In 1949 he appeared as an actor in the film Two Worlds. In 1958 he began writing screenplays. His first screenplay was Crazy Girl. His directorial debut took place the following year, with the film The Scamp, which established him immediately. He continued writing screenplays for romantic comedies and adapting plays which he directed for various production companies up until 1961.

That was the year he began working for Finos Film. His film Downhill was a huge success. Since then he worked exclusively for Finos Film up until 1977, when the company's last film, Training Old Man Yorgis, was made.

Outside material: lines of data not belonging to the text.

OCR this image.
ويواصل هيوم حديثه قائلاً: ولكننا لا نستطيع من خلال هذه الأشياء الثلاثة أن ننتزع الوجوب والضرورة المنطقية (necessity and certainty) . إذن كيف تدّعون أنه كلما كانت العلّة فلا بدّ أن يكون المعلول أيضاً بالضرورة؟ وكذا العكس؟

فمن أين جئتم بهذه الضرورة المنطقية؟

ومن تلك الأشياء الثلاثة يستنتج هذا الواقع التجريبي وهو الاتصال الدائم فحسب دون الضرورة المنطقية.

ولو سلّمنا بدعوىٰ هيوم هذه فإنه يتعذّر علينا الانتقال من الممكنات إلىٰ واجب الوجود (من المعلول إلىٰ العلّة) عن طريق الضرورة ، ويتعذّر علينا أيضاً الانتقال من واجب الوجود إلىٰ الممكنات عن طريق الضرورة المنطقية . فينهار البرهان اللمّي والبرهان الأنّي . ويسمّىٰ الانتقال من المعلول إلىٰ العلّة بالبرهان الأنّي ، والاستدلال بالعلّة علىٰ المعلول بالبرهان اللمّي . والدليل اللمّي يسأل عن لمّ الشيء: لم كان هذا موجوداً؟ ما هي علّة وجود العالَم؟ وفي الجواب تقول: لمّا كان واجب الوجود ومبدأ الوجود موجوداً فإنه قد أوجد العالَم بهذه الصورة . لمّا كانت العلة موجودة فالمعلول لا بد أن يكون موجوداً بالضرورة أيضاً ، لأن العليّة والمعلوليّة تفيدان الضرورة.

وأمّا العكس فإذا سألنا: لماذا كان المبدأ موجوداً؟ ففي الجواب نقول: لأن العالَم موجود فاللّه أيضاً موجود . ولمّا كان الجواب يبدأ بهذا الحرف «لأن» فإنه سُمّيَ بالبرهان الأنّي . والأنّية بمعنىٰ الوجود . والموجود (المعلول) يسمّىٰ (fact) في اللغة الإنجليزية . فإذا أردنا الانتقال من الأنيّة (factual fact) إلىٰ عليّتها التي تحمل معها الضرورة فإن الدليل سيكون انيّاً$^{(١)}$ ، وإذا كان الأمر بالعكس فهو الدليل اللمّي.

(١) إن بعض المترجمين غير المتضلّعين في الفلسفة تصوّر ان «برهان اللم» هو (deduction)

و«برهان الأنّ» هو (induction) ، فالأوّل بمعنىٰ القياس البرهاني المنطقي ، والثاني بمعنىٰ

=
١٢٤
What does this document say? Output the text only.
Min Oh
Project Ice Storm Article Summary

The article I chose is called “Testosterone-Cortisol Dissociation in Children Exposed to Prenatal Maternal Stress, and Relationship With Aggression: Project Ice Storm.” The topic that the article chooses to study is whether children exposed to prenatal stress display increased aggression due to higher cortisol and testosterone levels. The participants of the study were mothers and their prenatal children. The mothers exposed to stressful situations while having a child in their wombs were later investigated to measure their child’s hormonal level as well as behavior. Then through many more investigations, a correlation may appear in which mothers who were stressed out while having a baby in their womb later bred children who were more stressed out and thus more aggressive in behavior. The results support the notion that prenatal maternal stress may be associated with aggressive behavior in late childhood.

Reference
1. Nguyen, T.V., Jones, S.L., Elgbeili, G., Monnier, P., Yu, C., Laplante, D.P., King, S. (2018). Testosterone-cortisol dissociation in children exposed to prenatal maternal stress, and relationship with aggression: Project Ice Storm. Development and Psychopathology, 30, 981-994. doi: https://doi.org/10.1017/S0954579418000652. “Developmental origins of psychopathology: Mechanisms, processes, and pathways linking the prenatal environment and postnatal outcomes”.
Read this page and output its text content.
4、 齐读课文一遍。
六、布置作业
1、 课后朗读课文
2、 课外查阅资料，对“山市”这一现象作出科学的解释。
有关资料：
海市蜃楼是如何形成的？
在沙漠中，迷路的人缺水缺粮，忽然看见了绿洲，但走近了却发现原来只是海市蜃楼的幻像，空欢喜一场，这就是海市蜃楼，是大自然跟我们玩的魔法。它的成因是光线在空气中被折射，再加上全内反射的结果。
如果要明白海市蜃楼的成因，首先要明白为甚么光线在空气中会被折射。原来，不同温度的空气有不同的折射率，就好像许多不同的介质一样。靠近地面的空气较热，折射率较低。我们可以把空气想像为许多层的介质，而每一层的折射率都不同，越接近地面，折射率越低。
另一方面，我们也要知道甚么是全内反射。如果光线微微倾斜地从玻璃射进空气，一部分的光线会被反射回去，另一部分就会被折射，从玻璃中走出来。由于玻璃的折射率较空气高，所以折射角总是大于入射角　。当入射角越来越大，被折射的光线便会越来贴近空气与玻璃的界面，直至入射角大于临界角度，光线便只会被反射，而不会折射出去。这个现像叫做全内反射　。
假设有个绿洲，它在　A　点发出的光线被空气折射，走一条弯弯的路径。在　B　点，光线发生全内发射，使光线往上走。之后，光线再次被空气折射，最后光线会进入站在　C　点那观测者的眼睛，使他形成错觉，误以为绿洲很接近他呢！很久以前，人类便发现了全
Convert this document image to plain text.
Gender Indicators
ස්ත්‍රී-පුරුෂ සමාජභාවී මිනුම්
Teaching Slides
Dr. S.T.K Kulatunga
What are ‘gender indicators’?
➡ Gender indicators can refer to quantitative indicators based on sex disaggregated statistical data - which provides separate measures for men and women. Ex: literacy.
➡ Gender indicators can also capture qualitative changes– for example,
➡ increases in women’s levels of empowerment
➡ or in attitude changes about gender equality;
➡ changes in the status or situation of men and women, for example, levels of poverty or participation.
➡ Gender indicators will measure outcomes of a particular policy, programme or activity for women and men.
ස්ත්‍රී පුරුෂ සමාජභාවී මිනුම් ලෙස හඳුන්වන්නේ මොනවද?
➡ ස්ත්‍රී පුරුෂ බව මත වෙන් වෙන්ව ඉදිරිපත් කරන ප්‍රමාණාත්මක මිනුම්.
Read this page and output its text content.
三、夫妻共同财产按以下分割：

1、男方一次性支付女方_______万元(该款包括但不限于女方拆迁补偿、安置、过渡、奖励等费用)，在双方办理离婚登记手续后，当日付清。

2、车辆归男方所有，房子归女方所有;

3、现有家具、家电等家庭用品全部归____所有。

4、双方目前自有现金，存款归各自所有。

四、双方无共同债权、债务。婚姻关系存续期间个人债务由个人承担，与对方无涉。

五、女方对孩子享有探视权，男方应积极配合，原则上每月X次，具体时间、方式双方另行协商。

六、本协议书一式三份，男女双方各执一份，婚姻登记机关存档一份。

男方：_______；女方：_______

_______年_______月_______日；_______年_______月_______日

In 1962, with his film Some Like It Cold, which was a box-office hit, Dalianidis introduced a film genre which had not existed up unti that point: the Greek musical. The same success accompanied his next musicals (all featuring music by Mimis Plessas), establishing Dalianidis as the master craftsman of this genre. He also made social dramas, starring Zoi Laskari, which were also hugely popular, while he continued adapting plays for the big screen. An extremely prolific filmmaker, he made numerous films each year (most of them on his own screenplays), and was steadily number one at the box-office. The year 1970 marked his debut as a stage director with the play Marijuana Stop. Everything Dalianidis touched turned to gold. Following the end of commercial cinema in Greece, he moved into TV (1974), writing and directing Luna Park, which ran successfully for several years. Another popular series of his was The Lion Cubs. In the early eighties and until 1985, filmgoers flocked to the movie theaters to watch his films about the problems faced by the younger generation, the first of which was The Jackals, in 1981. Starting in 1986 he began making films on video, while his ability to adapt to changing conditions and always retain his unrivaled popularity was verified once again with his successful series made for private television (Penthouse, et al.).

Dalianidis worked with all film genres (drama, comedy, the musical, and the detective film), leaving his personal mark on all of them. Above all. however, his importance stems from the fact that, using his magic wand, he changed the timing and pace of Greek Cinema, by introducing into it an American philosophy. The public followed him faithfully -during the sixties his name was as big as the name of Aliki Vouyouklaki- and, very soon, so did his colleagues. Dalianidis' style of fixed shots, singing, dancing and stylized poses, caused a sensation and made his films immediately recognizable. Greek cinema is divided into the years before and after Dalianidis. He may not have been the greatest director to ever pass through Greek cinema, but he is the one who defined it more than any other.